Religion: Travelers at Home
The spiritual road to Canterbury is a meandering one, winding through far country to encompass a multitude of views. Those who travel it are widely diverse pilgrims who come to the Anglican Communion in search of widely diverse qualities. In Modern Canterbury Pilgrims (Morehouse-Gorham; $3.85), published this week, 22 converts to Anglicanismfrom former Roman Catholics to former Jewstell why they became Anglicans, and describe what they discovered. Some of their views:
¶ The Very Rev. James A. Pike, dean of New York's Cathedral of St. John the Divine, onetime Roman Catholic (and editor of Modern Canterbury Pilgrims): "We are Catholic in that we hold entire 'the Faith once for all delivered to the Saints' in unbroken continuity, in faith and in order, with the early Church . . . In the case of almost every significant difference between us [and Roman Catholics], in faith or in practice, we are teaching it or doing it the earlier way . . . We are 'oldfashioned' Catholics."
¶ John H. Hallowell of Duke University, political scientist, onetime agnostic: "Based upon the Bible, reason and tradition, the doctrinal position of the Anglican Church avoids both the intellectual obscurantism of 'fundamentalism' and the doctrinal laxity of 'liberalism.' Although it insists upon no official doctrinal interpretation, it clearly affirms the Christian faith as expressed in the Apostles' and Nicene Creeds."
¶ William.H. Baar of the University of Chicago, Episcopal priest-teacher, onetime Lutheran: "The fact that the Anglican Church is right in the middle of the whole Christian tradition is the key to the Anglican way of looking at things . . . With Protestant, Roman and Orthodox Churchmen alike, Anglicans share the full joy and the full sorrow at the picture of the Church as she has made her way through history. But we do not depend upon any age for our inspiration; we do not believe that at any time the essential message of the Church was ever totally obscured, and we look to the future with as much veneration as others look to the past."

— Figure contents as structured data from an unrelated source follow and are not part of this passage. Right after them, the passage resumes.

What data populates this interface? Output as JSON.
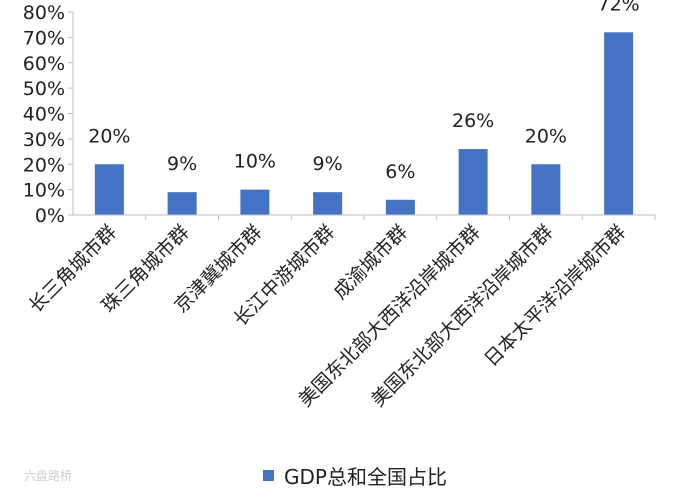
{
  "chart_data": {
    "type": "bar",
    "categories": [
      "长三角城市群",
      "珠三角城市群",
      "京津冀城市群",
      "长江中游城市群",
      "成渝城市群",
      "美国东北部大西洋沿岸城市群",
      "美国东北部大西洋沿岸城市群",
      "日本太平洋沿岸城市群"
    ],
    "series": [
      {
        "name": "GDP总和全国占比",
        "values": [
          20,
          9,
          10,
          9,
          6,
          26,
          20,
          72
        ],
        "color": "#4472C4"
      }
    ],
    "data_labels": [
      "20%",
      "9%",
      "10%",
      "9%",
      "6%",
      "26%",
      "20%",
      "72%"
    ],
    "yticks": [
      "0%",
      "10%",
      "20%",
      "30%",
      "40%",
      "50%",
      "60%",
      "70%",
      "80%"
    ],
    "ylim": [
      0,
      80
    ],
    "grid": false,
    "legend_position": "bottom"
  },
  "watermark": "六盘路桥"
}
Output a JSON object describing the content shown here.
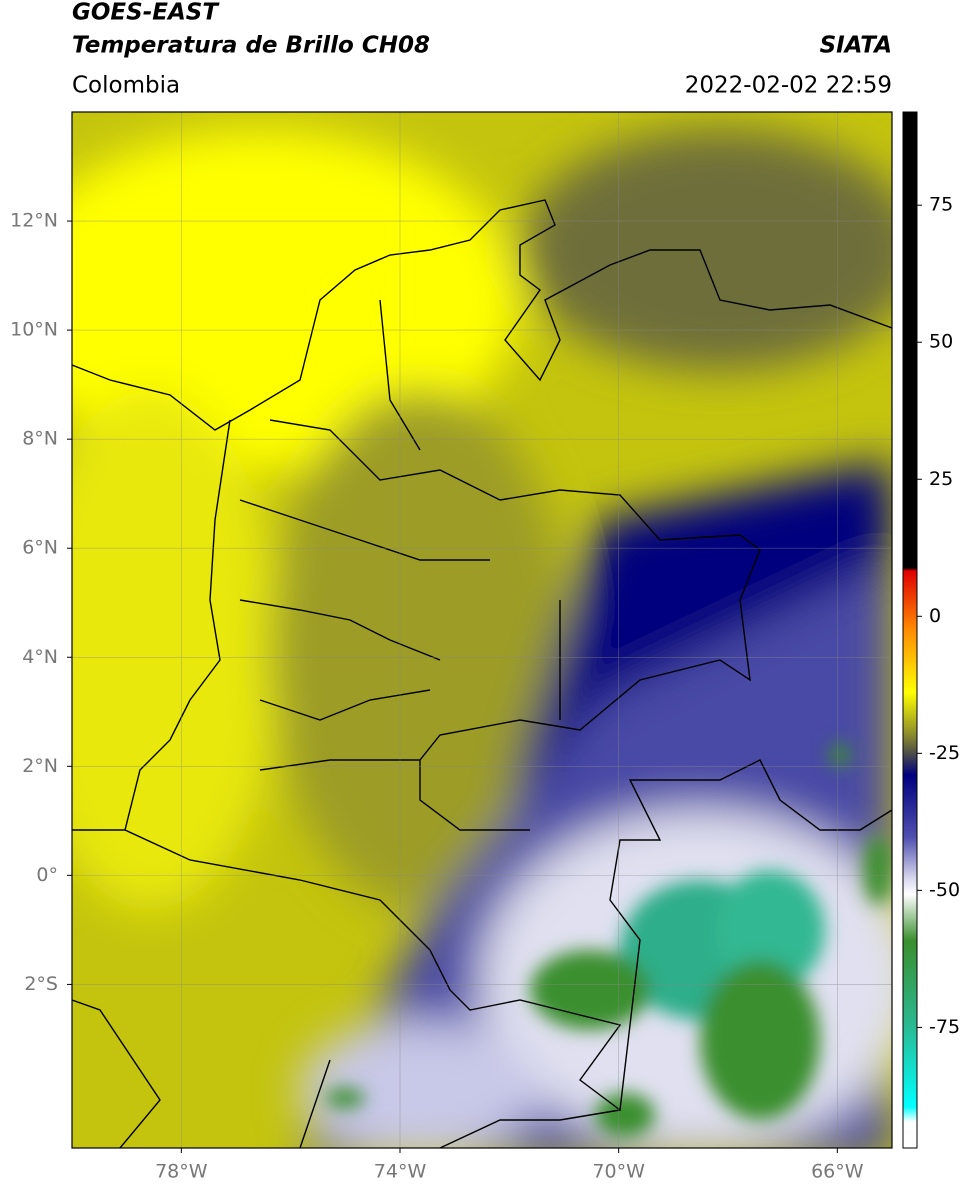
{
  "header": {
    "title": "GOES-EAST",
    "subtitle": "Temperatura de Brillo CH08",
    "source": "SIATA",
    "region": "Colombia",
    "datetime": "2022-02-02 22:59"
  },
  "map": {
    "lon_lim": [
      -80,
      -65
    ],
    "lat_lim": [
      -5,
      14
    ],
    "lat_ticks": [
      {
        "value": 12,
        "label": "12°N"
      },
      {
        "value": 10,
        "label": "10°N"
      },
      {
        "value": 8,
        "label": "8°N"
      },
      {
        "value": 6,
        "label": "6°N"
      },
      {
        "value": 4,
        "label": "4°N"
      },
      {
        "value": 2,
        "label": "2°N"
      },
      {
        "value": 0,
        "label": "0°"
      },
      {
        "value": -2,
        "label": "2°S"
      }
    ],
    "lon_ticks": [
      {
        "value": -78,
        "label": "78°W"
      },
      {
        "value": -74,
        "label": "74°W"
      },
      {
        "value": -70,
        "label": "70°W"
      },
      {
        "value": -66,
        "label": "66°W"
      }
    ]
  },
  "colorbar": {
    "lim": [
      -97,
      92
    ],
    "ticks": [
      75,
      50,
      25,
      0,
      -25,
      -50,
      -75
    ]
  }
}
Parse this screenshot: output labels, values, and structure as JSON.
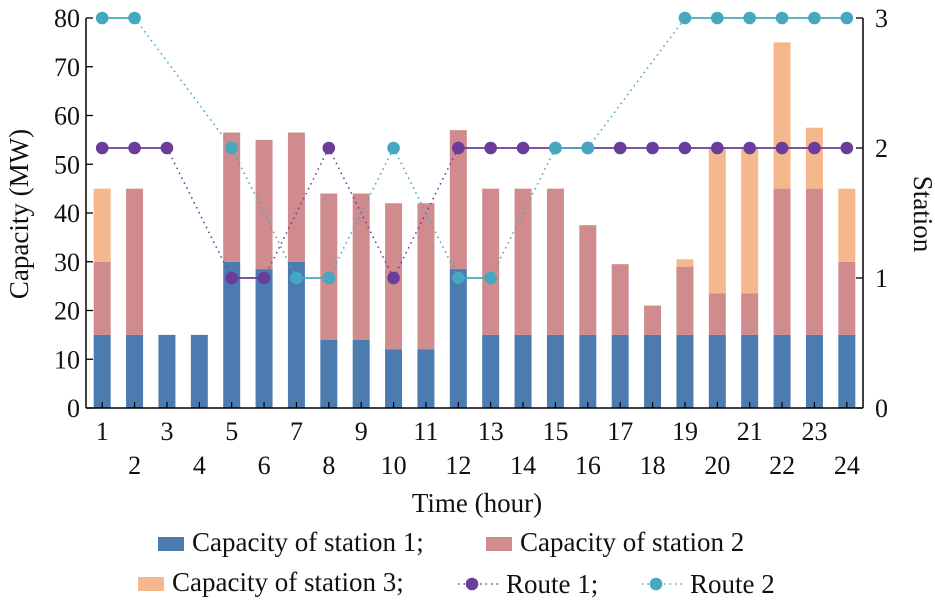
{
  "chart_data": {
    "type": "bar",
    "stacked": true,
    "xlabel": "Time (hour)",
    "ylabel": "Capacity (MW)",
    "y2label": "Station",
    "ylim": [
      0,
      80
    ],
    "y2lim": [
      0,
      3
    ],
    "yticks": [
      0,
      10,
      20,
      30,
      40,
      50,
      60,
      70,
      80
    ],
    "y2ticks": [
      0,
      1,
      2,
      3
    ],
    "categories": [
      "1",
      "2",
      "3",
      "4",
      "5",
      "6",
      "7",
      "8",
      "9",
      "10",
      "11",
      "12",
      "13",
      "14",
      "15",
      "16",
      "17",
      "18",
      "19",
      "20",
      "21",
      "22",
      "23",
      "24"
    ],
    "series": [
      {
        "name": "Capacity of station 1;",
        "kind": "bar",
        "color": "#4c7bb0",
        "values": [
          15,
          15,
          15,
          15,
          30,
          28.5,
          30,
          14,
          14,
          12,
          12,
          28.5,
          15,
          15,
          15,
          15,
          15,
          15,
          15,
          15,
          15,
          15,
          15,
          15
        ]
      },
      {
        "name": "Capacity of station 2",
        "kind": "bar",
        "color": "#cf8b8d",
        "values": [
          15,
          30,
          0,
          0,
          26.5,
          26.5,
          26.5,
          30,
          30,
          30,
          30,
          28.5,
          30,
          30,
          30,
          22.5,
          14.5,
          6,
          14,
          8.5,
          8.5,
          30,
          30,
          15
        ]
      },
      {
        "name": "Capacity of station 3;",
        "kind": "bar",
        "color": "#f5b88c",
        "values": [
          15,
          0,
          0,
          0,
          0,
          0,
          0,
          0,
          0,
          0,
          0,
          0,
          0,
          0,
          0,
          0,
          0,
          0,
          1.5,
          30,
          30,
          30,
          12.5,
          15
        ]
      },
      {
        "name": "Route 1;",
        "kind": "line",
        "axis": "right",
        "color": "#6a3d9a",
        "values": [
          2,
          2,
          2,
          null,
          1,
          1,
          null,
          2,
          null,
          1,
          null,
          2,
          2,
          2,
          2,
          2,
          2,
          2,
          2,
          2,
          2,
          2,
          2,
          2
        ]
      },
      {
        "name": "Route 2",
        "kind": "line",
        "axis": "right",
        "color": "#46a8c0",
        "values": [
          3,
          3,
          null,
          null,
          2,
          null,
          1,
          1,
          null,
          2,
          null,
          1,
          1,
          null,
          2,
          2,
          null,
          null,
          3,
          3,
          3,
          3,
          3,
          3
        ]
      }
    ],
    "legend": "bottom"
  }
}
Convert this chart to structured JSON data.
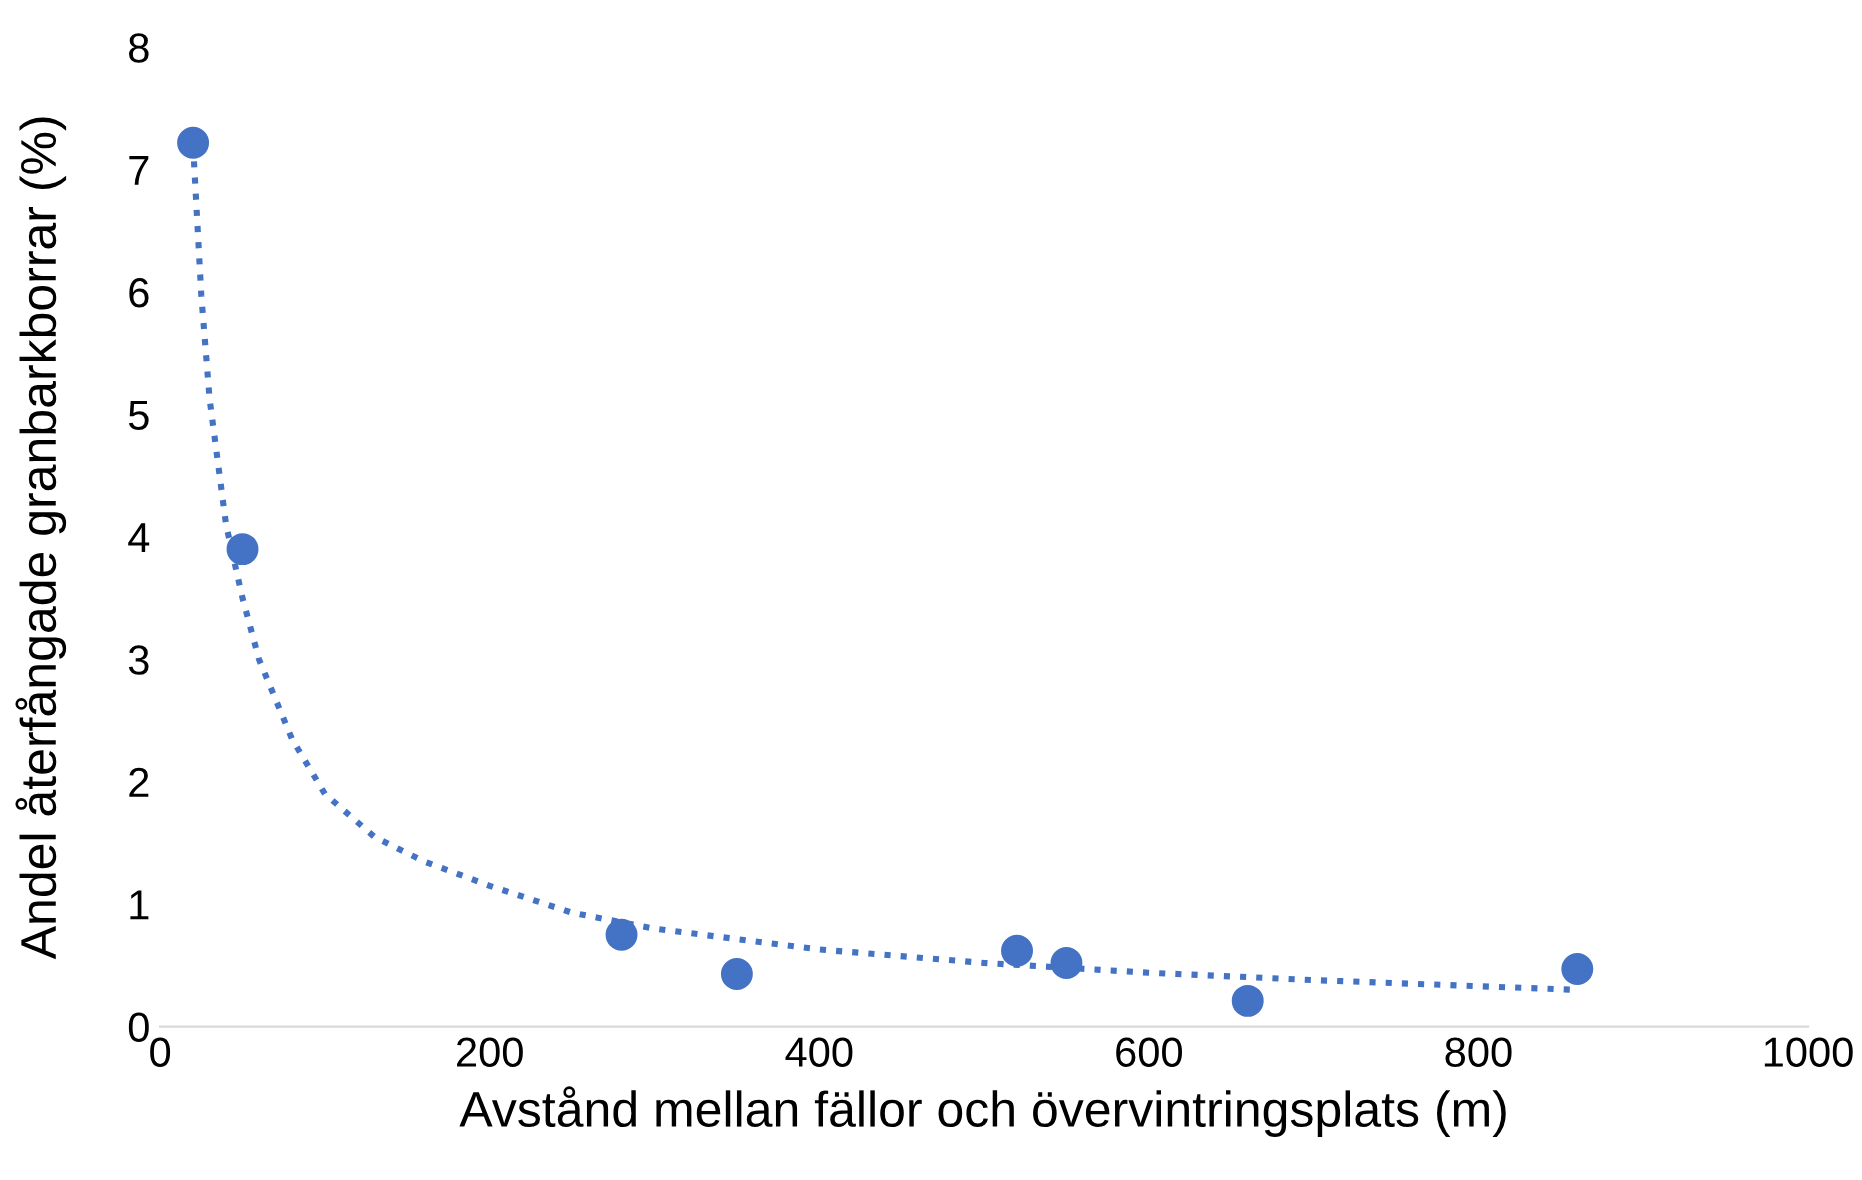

¶ Eduard Heimann of New York City, economist, of Jewish parentage: "The Episcopal Church and her mother Church have been uniquely blessed in not having at their origin an overpowering religious genius of the Aquinas or Luther or Calvin types. Without their creativity the Episcopal Church would certainly not be what she is, but under their absolute claims she could never have developed her own sense of humility, moderation, and balance . . . The reverse side of our blessing clearly is that eclecticism is not a constructive principle, much less a prophetic quality."
¶ Enrico C. S. Molnar of Compton, Calif., Episcopal priest, onetime Methodist : "To my mind our Communion most fully expresses the marks of being the 'extension of the Incarnation . . .' None of [my books] need be relegated to a hidden shelf, just because I am an Episcopalian. There is no Index! For in the Anglican Communion there is most fully expressed the basic Christian belief that God reveals Himself, not in esoteric abstract speculation, but in history, 'in events through which we event,' in a St. Francis, in a St. John Hus, in the Celtic Saints."